I've been turning pens for over twenty years. Frankly I have found that no bits are better than others and I have been very successful with the bit set from HF. The key is slow drilling with frequent withdrawal to clear the flutes.
If you are working with plastics, use soapy water as a lubricant. Specialty plastic drills are available, they have a steeper angled point. Again slow and steady, You dont want to heat the drill up.
 
For pens I’ve found it best to use a slightly smaller drill bit before using the finished size. Drilling in one go you can end up with oversize holes.
You need some space for the adhesive but not too much. I’ve only ever used standard twist drills, but I’d be interested if there’s something better?
 
I've wondered about using a size smaller than called for followed by a reamer. Seems to work very well for accurate holes in metal. I've had problems with inaccurate holes in some expensive resin-impregnated blanks despite using high quality bits.
 
Using a reamer sounds a bit over the top for pen blanks but it might work well? The problem is getting reasonable price reamers in the correct size.
I’ve found some pen blanks require some odd size drill bits in the past.
The last time I made a couple of pens I made note of the recommended drill size but luckily did a test first in some scrap wood. The hole was slightly over size so I went down I think .1 or .2 of a millimetre to get a better fit.
 
Per Google and my experience:

"A parabolic flute drill typically has a depth to diameter ratio of around 15:1; meaning it can effectively drill holes up to 15 times its diameter deep, particularly when used on softer materials like aluminum, copper, and mild carbon steels."

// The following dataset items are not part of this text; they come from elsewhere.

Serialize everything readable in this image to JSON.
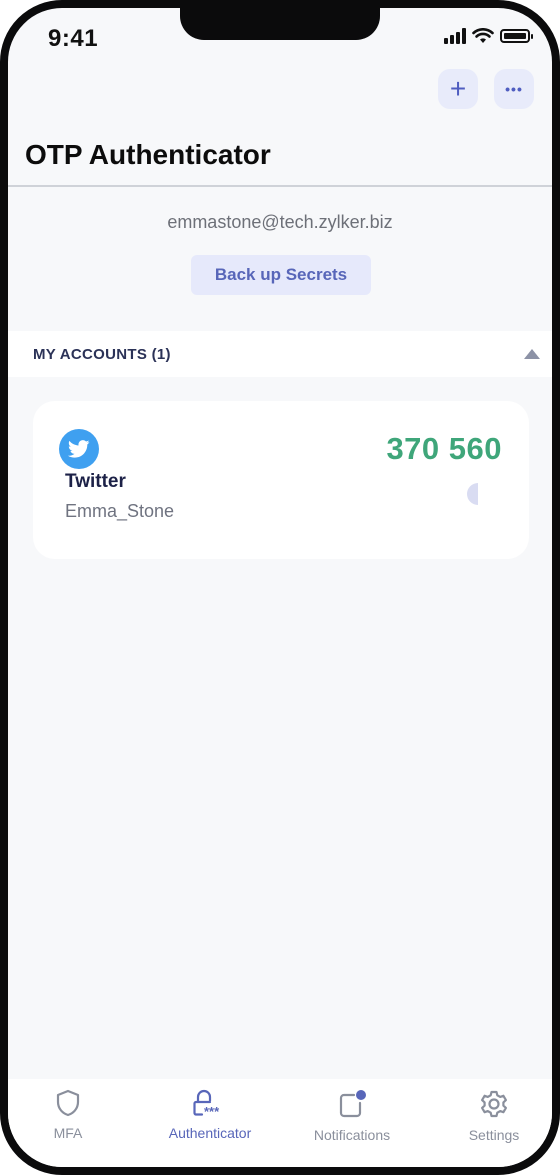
{
  "status_bar": {
    "time": "9:41"
  },
  "header": {
    "add_button": "+",
    "more_button": "•••",
    "title": "OTP Authenticator"
  },
  "user": {
    "email": "emmastone@tech.zylker.biz",
    "backup_label": "Back up Secrets"
  },
  "accounts_section": {
    "label": "MY ACCOUNTS  (1)"
  },
  "accounts": [
    {
      "service": "Twitter",
      "username": "Emma_Stone",
      "code": "370 560",
      "icon": "twitter-icon",
      "remaining_fraction": 0.5
    }
  ],
  "tabs": [
    {
      "label": "MFA",
      "icon": "shield-icon",
      "active": false
    },
    {
      "label": "Authenticator",
      "icon": "lock-icon",
      "active": true
    },
    {
      "label": "Notifications",
      "icon": "notification-icon",
      "active": false
    },
    {
      "label": "Settings",
      "icon": "gear-icon",
      "active": false
    }
  ],
  "colors": {
    "accent": "#5866b9",
    "otp_green": "#3fa67a",
    "twitter_blue": "#3fa0f0",
    "background": "#f7f8fa"
  }
}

What that means is a 1/4" drill can drill to 15 times .25" or 3.75" depth without pecking. That assumes accurate alignment in the drill holder which is not likely in many wood lathes.

Anyway, yes, they are the ultimate drill for deep holes.
 
I too have been turning pens for almost 25 years and the single thing that made the drilling portion of pen making was when I purchased the Nova Viking drill press. It allows me to set the perfect speed for drilling whatever type of material I'm using. And with perfect speed for drilling pen blanks I have found that any bit I use drills the best hole for that pen blank. Have not lost a blank since getting it.
 
I too have been turning pens for almost 25 years and the single thing that made the drilling portion of pen making was when I purchased the Nova Viking drill press. It allows me to set the perfect speed for drilling whatever type of material I'm using. And with perfect speed for drilling pen blanks I have found that any bit I use drills the best hole for that pen blank. Have not lost a blank since getting it.
I just drill on the lathe with a set of pen jaws and a Jacob's chuck. This too allows me to control drill speed (I have a Nova Nebula) and saved me the cost of a drill press.
 
I mostly use 7 mm, and I've always used a Brad point bit. Our club turns slimlines for military personnel overseas. I've done 110 in the last few months. The Brad point bit has always worked well for me.